Moins connu que d’autres dispositifs d’investissement locatif, le LMNP (ou loueur en meublé non professionnel) offre des avantages fiscaux non négligeables.

Contrairement aux revenus de location nue, dispositif plus classique, le statut LMNP permet de bénéficier de l’amortissement du bien (usure comptable du bien dans le temps). Il vient minorer très fortement la base taxable des revenus de la location meublée ; ils  sont « défiscalisés » et pour longtemps.  Quand on connaît le poids de la fiscalité sur les revenus majoré des contributions sociales de 15,5 %, ce n’est pas négligeable.

L’investisseur peut opter pour une location meublée dite « classique ». Dans ce cas, il gère lui-même les rapports (biens) locatifs. Mais il est aussi libre de placer son argent dans un logement en résidence de services, telles que les résidences étudiantes, médicalisées ou de tourisme. Un exploitant professionnel s’occupera alors de la gestion locative. L’investisseur bénéficiera du remboursement de la TVA sur son acquisition.

Deux régimes fiscaux différents

Le LMNP propose deux types de régimes fiscaux : le régime forfaitaire, dit micro-BIC (bénéfices industriels et commerciaux) et le régime dit « réel simplifié ».

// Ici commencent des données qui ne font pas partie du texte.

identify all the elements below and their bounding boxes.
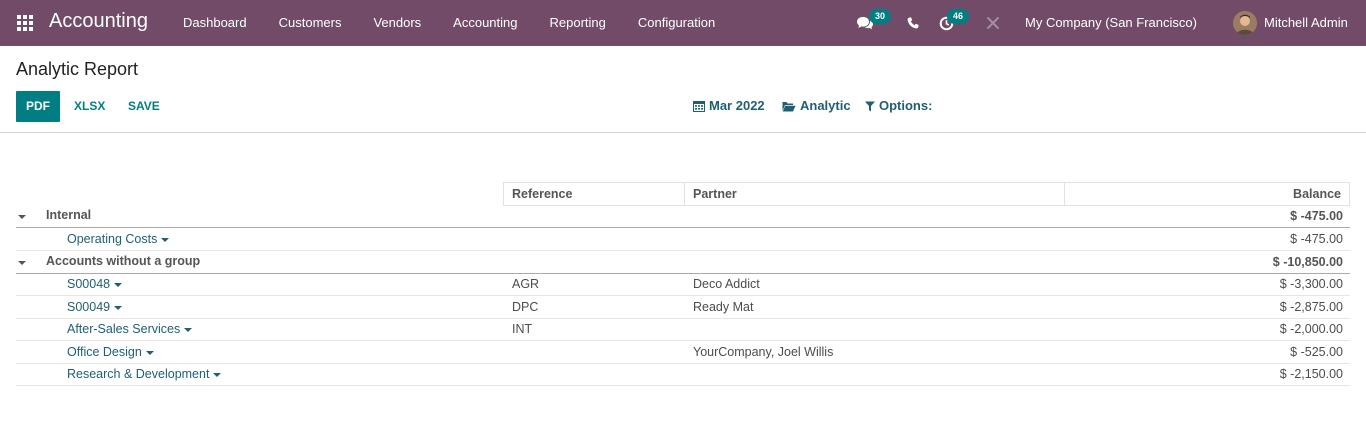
account-name[interactable]: S00049 [67,300,110,314]
menu-accounting[interactable]: Accounting [437,0,533,46]
folder-open-icon [782,101,796,111]
calendar-icon [693,101,705,112]
group-name[interactable]: Internal [46,208,91,222]
reference-cell: AGR [512,277,540,291]
column-header-partner: Partner [684,182,1065,206]
phone-icon [907,17,919,29]
funnel-icon [865,101,875,111]
caret-down-icon[interactable] [145,350,154,355]
table-row: S00048 AGR Deco Addict $ -3,300.00 [16,273,1350,296]
account-name[interactable]: Operating Costs [67,232,157,246]
table-row: After-Sales Services INT $ -2,000.00 [16,318,1350,341]
account-name[interactable]: Research & Development [67,367,209,381]
menu-customers[interactable]: Customers [263,0,358,46]
account-link[interactable]: Research & Development [67,367,222,381]
debug-button[interactable] [986,0,1001,46]
main-menu: Dashboard Customers Vendors Accounting R… [167,0,731,46]
phone-button[interactable] [907,0,921,46]
reference-cell: INT [512,322,533,336]
analytic-filter[interactable]: Analytic [782,97,851,115]
caret-down-icon[interactable] [18,215,26,219]
menu-reporting[interactable]: Reporting [534,0,622,46]
top-navbar: Accounting Dashboard Customers Vendors A… [0,0,1366,46]
messages-count-badge: 30 [869,9,891,24]
group-row[interactable]: Accounts without a group $ -10,850.00 [16,251,1350,274]
balance-cell: $ -2,000.00 [1279,322,1343,336]
apps-grid-icon[interactable] [17,15,33,31]
partner-cell: YourCompany, Joel Willis [693,345,834,359]
table-row: Office Design YourCompany, Joel Willis $… [16,341,1350,364]
balance-cell: $ -2,150.00 [1279,367,1343,381]
column-header-balance: Balance [1064,182,1350,206]
account-link[interactable]: Office Design [67,345,154,359]
avatar-image-icon [1233,11,1257,35]
caret-down-icon[interactable] [161,237,170,242]
table-row: S00049 DPC Ready Mat $ -2,875.00 [16,296,1350,319]
caret-down-icon[interactable] [18,261,26,265]
account-name[interactable]: After-Sales Services [67,322,180,336]
table-row: Operating Costs $ -475.00 [16,228,1350,251]
date-filter-label: Mar 2022 [709,98,765,113]
analytic-filter-label: Analytic [800,98,851,113]
balance-cell: $ -525.00 [1290,345,1343,359]
partner-cell: Deco Addict [693,277,760,291]
group-name[interactable]: Accounts without a group [46,254,200,268]
app-name[interactable]: Accounting [49,10,148,33]
column-header-reference: Reference [503,182,685,206]
group-row[interactable]: Internal $ -475.00 [16,205,1350,228]
balance-cell: $ -2,875.00 [1279,300,1343,314]
partner-cell: Ready Mat [693,300,754,314]
options-filter[interactable]: Options: [865,97,932,115]
account-link[interactable]: Operating Costs [67,232,170,246]
caret-down-icon[interactable] [184,327,193,332]
account-link[interactable]: S00049 [67,300,123,314]
options-filter-label: Options: [879,98,933,113]
caret-down-icon[interactable] [114,282,123,287]
page-title: Analytic Report [16,59,139,79]
menu-dashboard[interactable]: Dashboard [167,0,263,46]
account-link[interactable]: After-Sales Services [67,322,193,336]
user-avatar[interactable] [1233,11,1257,35]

Déduction selon le régime fiscal

  • Régime micro-BIC : Abattement de 50% sur les recettes locatives, qui ne peuvent excéder 32.900 euros (attention, cette option est incompatible avec le remboursement de la TVA des résidences de services lors des 20 premières années)
  • Régime réel simplifié : Déduction de l’intégralité des charges supportées durant l’année (dont l’amortissement possible du bien)

 Il est également possible de bénéficier de loi Censi Bouvard lorsque l’investissement porte sur une résidence de services neuve (hors résidence de tourisme). Si l’investisseur souhaite en bénéficier, il pourra prétendre à une réduction d’impôt sur le revenu de 11% du bien étalée sur 9 ans. Cependant, le cumul possible avec l’amortissement du bien n’est pas possible. Les revenus de la location ne sont pas eux « défiscalisés ». Gare aux contribuables possédant une tranche marginale d’imposition élevée (sans compter les contributions sociales pour tous et l’engagement  de conservation/location des 9 ans).

Obligatoire au-delà de 32.900 euros de revenus locatifs, le régime réel peut être choisi par l’investisseur en-dessous de ce montant.

Effectuer le bon choix

Le loueur doit choisir avec précautions le régime qui convient le mieux à ses revenus car il s’y engage pendant deux ans (9 ans pour le Censi Bouvard). Il est effectivement impossible de changer de régime d’une année sur l’autre. Quand les charges représentent plus de 50% des revenus locatifs, il apparaît plus avantageux d’opter pour le régime réel d’imposition car la déduction au réel des charges devient plus conséquente que la déduction forfaitaire.

Un dispositif non soumis au plafond des niches fiscales

A noter que l’administration fiscale retient par défaut le micro-BIC pour la première déclaration de revenus locatifs. Il faut donc signaler avant le 1er février de l’année de génération des revenus ou la première déclaration de revenus pour un investisseur débutant, sa volonté d’opter pour le régime réel si l’on souhaite en bénéficier. Autre atout du LMNP : ses avantages fiscaux ne sont pas soumis au plafonnement des niches fiscales à 10.000 euros par an et par foyer (sauf option pour le Censi Bouvard), contrairement au dispositif « Pinel » d’investissement locatif non meublé.

 

A retenir : Louer un logement meublé permet de profiter de déductions fiscales.